Repo.transaction(fn ->
conn = get_conn(Repo)
query = Postgrex.prepare!(conn, "", statement, [copy_data: true])
stream
|> Stream.chunk(2000, 2000, [])
|> Stream.into(Postgrex.stream(conn, query, []))
|> Stream.run
end, timeout: 3_600_000)
:ok
end
defp get_conn(repo) do
{pool, _} = repo.__pool__
Process.get({Ecto.Adapters.SQL, pool})
end
I am running similar code and I noticed that when I set logging to :debug and not disable the logging on the stream that I do get exactly one log statement per line (edit: it seems I actually do get N + 2 lines per row) I copy into the table.
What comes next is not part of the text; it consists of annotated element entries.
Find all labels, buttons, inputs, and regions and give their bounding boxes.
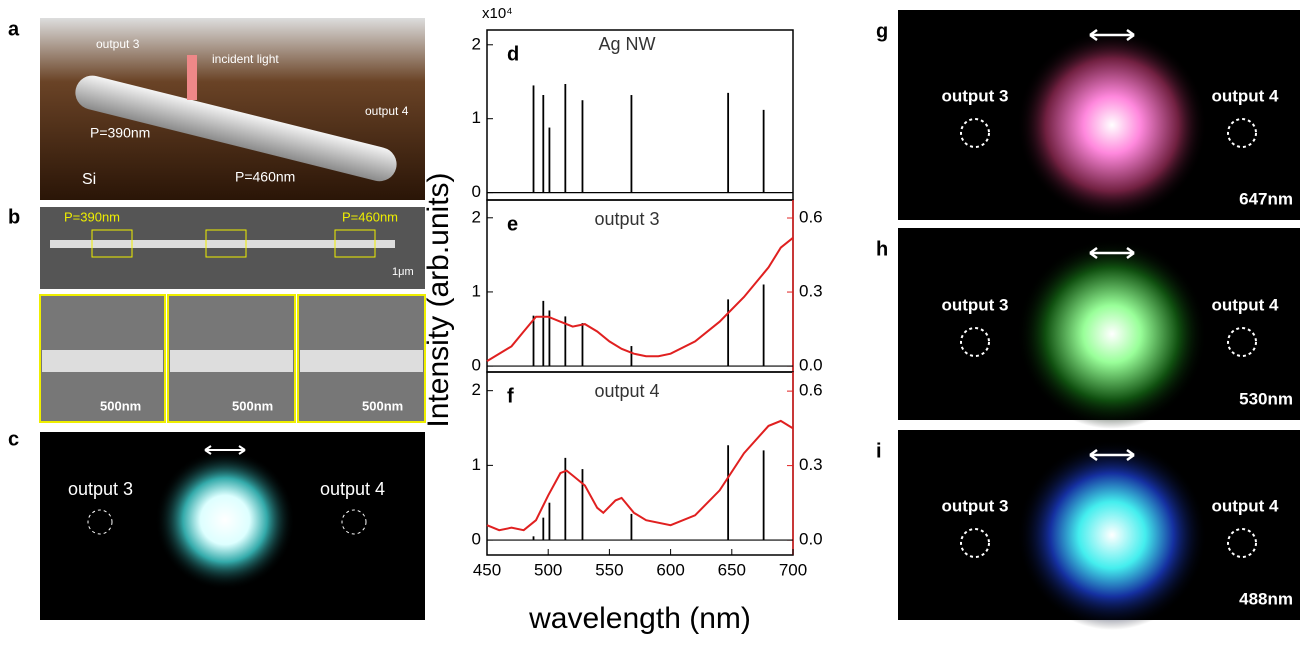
chart-title: output 4 [594, 381, 659, 401]
y-tick-label: 2 [472, 207, 481, 226]
chart-title: output 3 [594, 209, 659, 229]
panel-label: a [8, 18, 20, 40]
chart-title: Ag NW [598, 34, 655, 54]
spot [155, 450, 295, 590]
label: output 3 [941, 86, 1008, 105]
panel-label: c [8, 428, 19, 450]
polarization [1089, 246, 1135, 260]
marker [87, 509, 113, 535]
wire-zoom [170, 350, 293, 372]
label: P=390nm [90, 125, 150, 141]
y-tick-label: 0 [472, 182, 481, 201]
scale-bar: 500nm [100, 398, 141, 413]
panel-label: i [876, 440, 882, 462]
y2-tick-label: 0.3 [799, 455, 823, 474]
nanowire [75, 75, 397, 182]
right-panels: output 3 output 4 647nm g output 3 output 4 53… [876, 10, 1300, 630]
polarization [204, 445, 246, 455]
multiplier: x10⁴ [482, 5, 513, 22]
x-tick-label: 450 [473, 560, 501, 579]
y2-tick-label: 0.0 [799, 356, 823, 375]
label: output 4 [320, 479, 385, 499]
panel-c: output 3 output 4 c [8, 428, 425, 620]
panel-label: f [507, 385, 514, 407]
scale-bar: 1μm [392, 266, 414, 278]
wavelength: 530nm [1239, 389, 1293, 408]
y2-tick-label: 0.0 [799, 530, 823, 549]
marker [960, 118, 990, 148]
spot [1017, 239, 1207, 429]
label: output 4 [1211, 295, 1279, 314]
x-tick-label: 650 [718, 560, 746, 579]
y-tick-label: 2 [472, 34, 481, 53]
polarization [1089, 448, 1135, 462]
panel-a: a output 3 incident light output 4 P=390… [8, 18, 425, 200]
label: Si [82, 171, 96, 188]
incident-arrow [187, 55, 197, 100]
y-tick-label: 2 [472, 380, 481, 399]
panel-label: b [8, 206, 20, 228]
y-tick-label: 1 [472, 455, 481, 474]
y-tick-label: 1 [472, 108, 481, 127]
panel-label: g [876, 20, 888, 42]
wavelength: 488nm [1239, 589, 1293, 608]
marker [960, 327, 990, 357]
marker [1227, 118, 1257, 148]
label: output 4 [1211, 496, 1279, 515]
y2-tick-label: 0.6 [799, 381, 823, 400]
label: P=390nm [64, 209, 120, 224]
x-tick-label: 600 [656, 560, 684, 579]
label: output 4 [365, 104, 409, 118]
x-tick-label: 700 [779, 560, 807, 579]
panel-b: P=390nm P=460nm 1μm 500nm 500nm 500nm b [8, 206, 426, 423]
curve [486, 237, 794, 362]
label: output 3 [941, 295, 1008, 314]
box [334, 229, 376, 258]
label: P=460nm [235, 169, 295, 185]
label: output 3 [941, 496, 1008, 515]
panel-label: h [876, 238, 888, 260]
label: incident light [212, 52, 279, 66]
y-axis-label: Intensity (arb.units) [422, 172, 455, 427]
label: P=460nm [342, 209, 398, 224]
marker [1227, 327, 1257, 357]
box [205, 229, 247, 258]
label: output 4 [1211, 86, 1279, 105]
marker [960, 528, 990, 558]
panel-label: e [507, 213, 518, 235]
x-tick-label: 550 [595, 560, 623, 579]
x-axis-label: wavelength (nm) [528, 602, 751, 635]
y-tick-label: 0 [472, 530, 481, 549]
wavelength: 647nm [1239, 189, 1293, 208]
y2-tick-label: 0.3 [799, 282, 823, 301]
label: output 3 [96, 37, 140, 51]
spot [1017, 30, 1207, 220]
x-tick-label: 500 [534, 560, 562, 579]
y-tick-label: 0 [472, 356, 481, 375]
y2-tick-label: 0.6 [799, 207, 823, 226]
panel-label: d [507, 43, 519, 65]
scale-bar: 500nm [362, 398, 403, 413]
box [91, 229, 133, 258]
wire-sem [50, 240, 395, 248]
scale-bar: 500nm [232, 398, 273, 413]
marker [1227, 528, 1257, 558]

Is this “normal” or may that be something that could slow down copying process (even when all logging is disabled)?
Here is the code I tested it with:
out_stream = Ecto.Adapters.SQL.stream(repo, "copy numbers from stdin with csv")
repo.transaction(fn ->
repo.query!("truncate numbers")
1..10
|> Enum.map(fn i -> [i] end)
|> CSV.encode()
|> Enum.into(out_stream)
end)
and I get this log output:
[debug] QUERY OK db=0.3ms idle=9457.8ms
begin []
[debug] QUERY OK db=0.5ms
truncate numbers []
[debug] QUERY OK db=0.1ms
copy numbers from stdin with csv []
[debug] QUERY OK db=0.0ms
copy numbers from stdin with csv []
[debug] QUERY OK db=0.0ms
copy numbers from stdin with csv []
[debug] QUERY OK db=0.0ms
copy numbers from stdin with csv []
[debug] QUERY OK db=0.0ms
copy numbers from stdin with csv []
[debug] QUERY OK db=0.0ms
copy numbers from stdin with csv []
[debug] QUERY OK db=0.0ms
copy numbers from stdin with csv []
[debug] QUERY OK db=0.0ms
copy numbers from stdin with csv []
[debug] QUERY OK db=0.0ms
copy numbers from stdin with csv []
[debug] QUERY OK db=0.0ms
copy numbers from stdin with csv []
[debug] QUERY OK db=0.0ms
copy numbers from stdin with csv []
[debug] QUERY OK db=40.2ms
copy numbers from stdin with csv []
[debug] QUERY OK db=4.0ms
commit []
I was wondering exactly the same, I would expect to have only one log since we are doing only one COPY statement and just feeding the STDIN. @tobstarr did you find an answer to you question ?
This a issue for me, because when the logger is in debug mode, for a big load of data, ~500000 row, the same amount of logs is generated slowing down everything.